Impact of Endogenous Pneumococcal Hydrogen Peroxide on the Activity and Release of Pneumolysin

Streptococcus pneumoniae is the leading cause of community-acquired pneumonia. The pore-forming cholesterol-dependent cytolysin (CDC) pneumolysin (PLY) and the physiological metabolite hydrogen peroxide (H₂O₂) can greatly increase the virulence of pneumococci. Although most studies have focused on the contribution of both virulence factors to the course of pneumococcal infection, it is unknown whether or how H₂O₂ can affect PLY activity. Of note, S. pneumoniae exploits endogenous H₂O₂ as an intracellular signalling molecule to modulate the activity of several proteins.

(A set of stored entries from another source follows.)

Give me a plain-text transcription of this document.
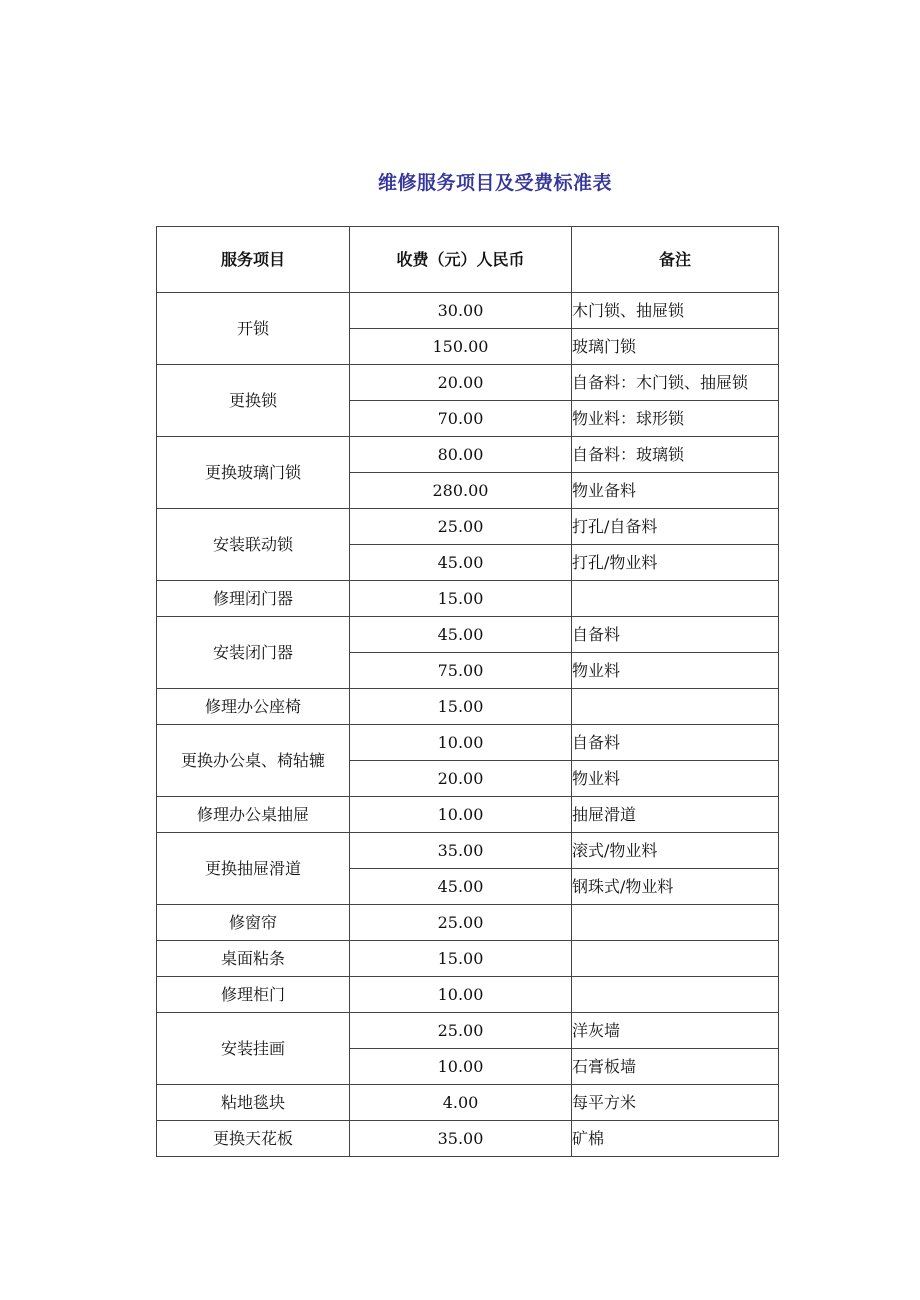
维修服务项目及受费标准表
服务项目	收费（元）人民币	备注
开锁	30.00	木门锁、抽屉锁
	150.00	玻璃门锁
更换锁	20.00	自备料：木门锁、抽屉锁
	70.00	物业料：球形锁
更换玻璃门锁	80.00	自备料：玻璃锁
	280.00	物业备料
安装联动锁	25.00	打孔/自备料
	45.00	打孔/物业料
修理闭门器	15.00	
安装闭门器	45.00	自备料
	75.00	物业料
修理办公座椅	15.00	
更换办公桌、椅轱辘	10.00	自备料
	20.00	物业料
修理办公桌抽屉	10.00	抽屉滑道
更换抽屉滑道	35.00	滚式/物业料
	45.00	钢珠式/物业料
修窗帘	25.00	
桌面粘条	15.00	
修理柜门	10.00	
安装挂画	25.00	洋灰墙
	10.00	石膏板墙
粘地毯块	4.00	每平方米
更换天花板	35.00	矿棉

Here, we demonstrate that H₂O₂ negatively affects the haemolytic activity of PLY in a concentration-dependent manner. Prevention of cysteine-dependent sulfenylation upon substitution of the unique and highly conserved cysteine residue to serine in PLY significantly reduces the toxin’s susceptibility to H₂O₂ treatment and completely abolishes the ability of DTT to activate PLY. We also detect a clear gradual correlation between endogenous H₂O₂ generation and PLY release, with decreased H₂O₂ production causing a decline in the release of PLY. Comparative transcriptome sequencing analysis of the wild-type S. pneumoniae strain and three mutants impaired in H₂O₂ production indicates enhanced expression of several genes involved in peptidoglycan (PG) synthesis and in the production of choline-binding proteins (CPBs). One explanation for the impact of H₂O₂ on PLY release is the observed upregulation of the PG bridge formation alanyltransferases MurM and MurN, which evidentially negatively affect the PLY release. Our findings shed light on the significance of endogenous pneumococcal H₂O₂ in controlling PLY activity and release.